Workflow + questions:
Open the file “TCGA_265_mod_gene_BRCA_subtype_HER_Basal_Normal.txt” in a text editor and inspect its content. How many genes do we have? Are clear samples for each group?
Upload your file to Babelomics 5.0. Go to section Expression>Clustering
Cluster samples for different scenarios:
UPGMA + Euclidean (square)
UPGMA + Correlation coeff. (Spearman)
Which distance parameter is better for proper clustering?
Repeat the analysis using the same distance parameters and SOTA method:
SOTA + Euclidean (square)
SOTA + Correlation coeff. (Spearman)
Do the results change based on the method or the distance parameter?
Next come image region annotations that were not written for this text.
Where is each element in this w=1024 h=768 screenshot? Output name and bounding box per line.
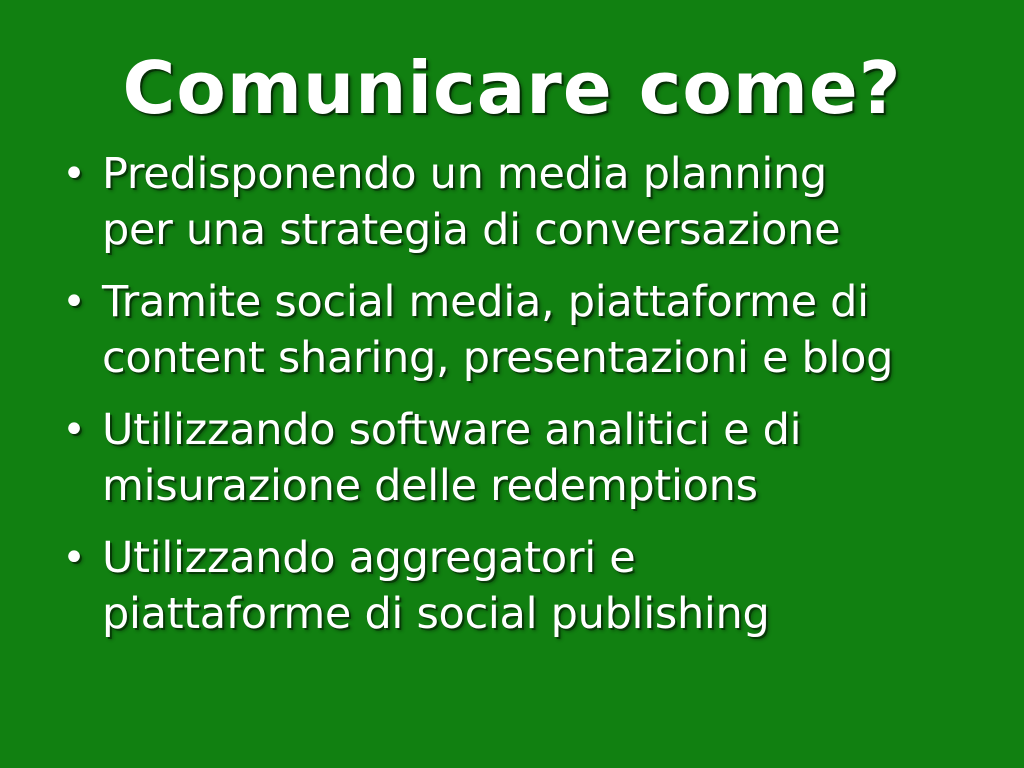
list-item-text: Utilizzando software analitici e di misu… bbox=[102, 402, 801, 514]
list-item-text: Utilizzando aggregatori e piattaforme di… bbox=[102, 530, 770, 642]
slide-canvas: Comunicare come? • Predisponendo un medi… bbox=[0, 0, 1024, 768]
bullet-point-icon: • bbox=[46, 146, 102, 202]
list-item-text: Tramite social media, piattaforme di con… bbox=[102, 274, 893, 386]
list-item: • Predisponendo un media planning per un… bbox=[46, 146, 984, 258]
bullet-list: • Predisponendo un media planning per un… bbox=[0, 124, 1024, 642]
bullet-point-icon: • bbox=[46, 530, 102, 586]
list-item: • Utilizzando software analitici e di mi… bbox=[46, 402, 984, 514]
list-item: • Utilizzando aggregatori e piattaforme … bbox=[46, 530, 984, 642]
bullet-point-icon: • bbox=[46, 274, 102, 330]
list-item-text: Predisponendo un media planning per una … bbox=[102, 146, 840, 258]
page-title: Comunicare come? bbox=[0, 0, 1024, 124]
list-item: • Tramite social media, piattaforme di c… bbox=[46, 274, 984, 386]
bullet-point-icon: • bbox=[46, 402, 102, 458]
Try to cluster your samples with K-means:
Set k-value 6 and use Correlation coeff. (Spearman)
Check the results of K-means.
Are the results acceptable?
Is the dendrogram representing any hierarchy between the samples?
Repeat the previous step with k-value 3:
Did your result same as previous one?
Try to cluster your samples with K-means:
Set k-value 2 and use Correlation coeff. (Spearman).
Can we say that K-means is good to distinguish tumor from normal?